The world's golden sands are quicksands, which should 
make us take our daily bread, though it be but coarse, 
contentedly. If we have less prosperity--we have less 
snare. As we lack the rich provisions of the world--so 
we lack their temptations. "If we have food and clothing, 
we will be content with that." 1 Timothy 6:8. 

If God keeps us to a spare diet--if He gives us less of 
temporal things--He has made it up in spiritual things. 
He has given us the Pearl of great price--the Lord Jesus,
who is the quintessence of all good things. To give us 
Christ, is more than if God had given us all the world. 
He can make more worlds--but He has no more Christs 
to bestow. Christ is such a golden mine, that the angels 
cannot dig to the bottom! His riches are unsearchable! 
Ephes. 3:8. From Christ we have justification, adoption 
and glorification!

Consider that it is not having an abundance, which makes 
us content. It is not a fancy cage which will make the bird
sing. Having an abundance may make one less content. 
One staff may help the traveler--but a bundle of staffs 
will be a burden to him. A great estate may be like a 
long trailing garment--more burdensome than useful. 

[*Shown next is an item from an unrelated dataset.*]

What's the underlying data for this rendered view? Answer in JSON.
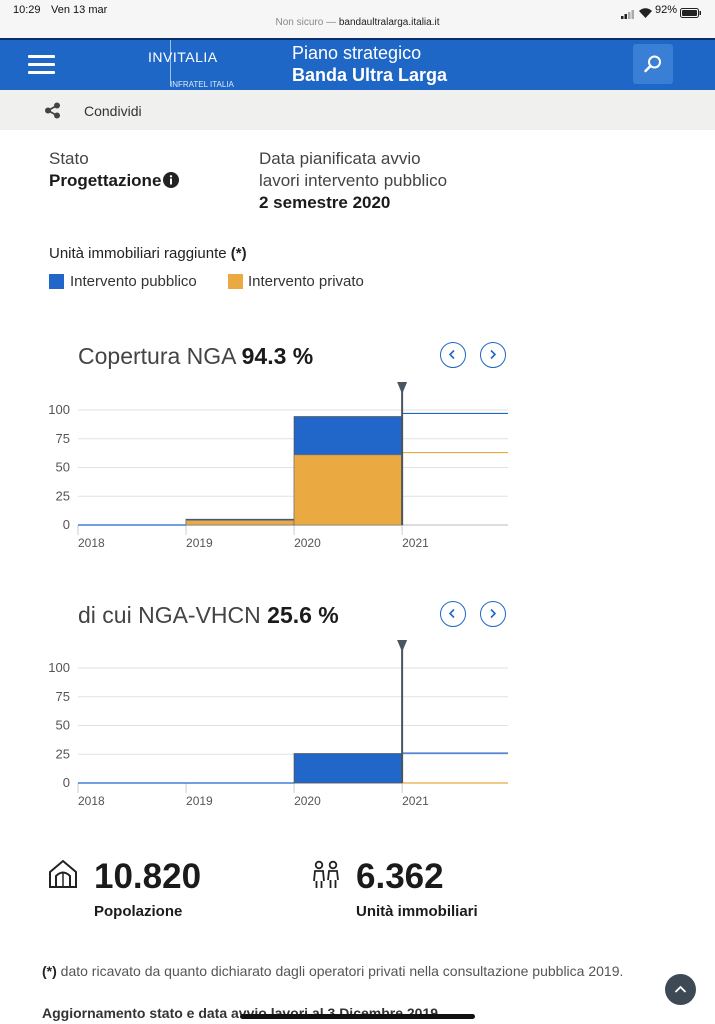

He who can say, "My God," has enough to rock his 
heart quiet in the lowest condition. What can he lack
--who has the all-sufficient God for his portion!

"Keep your lives free from the love of money and be
content with what you have, because God has said, 
Never will I leave you; never will I forsake you." 
Hebrews 13:5


----------



## Blue Tick (Oct 16, 2007)

Always encouraging!


----------



## Pergamum (Oct 16, 2007)

Yep..just like Paul says, the lack of money is the root of all evil...


OH wait a minute!!!

The LOVE of money......man, how did I mix that up? (been listening to too much TBN I guess)....


----------



## Blueridge Believer (Oct 16, 2007)

Pergamum said:


> Yep..just like Paul says, the lack of money is the root of all evil...
> 
> 
> OH wait a minute!!!
> ...



Maybe you've been watching this guy:


----------



## lwadkins (Oct 16, 2007)

Yep, I can become a better me !


----------



## MrMerlin777 (Oct 16, 2007)

Thank you brother James for posting this.


----------



## Blueridge Believer (Oct 16, 2007)

Blueridge Baptist said:


> Pergamum said:
> 
> 
> > Yep..just like Paul says, the lack of money is the root of all evil...
> ...




Joel Osteen is really cool! He can bench press 300 lbs !!!!


----------



## JM (Oct 16, 2007)

Reminds me of: "Indeed extreme poverty is a snare to man, as well as the abundance of wealth." William Huntington


----------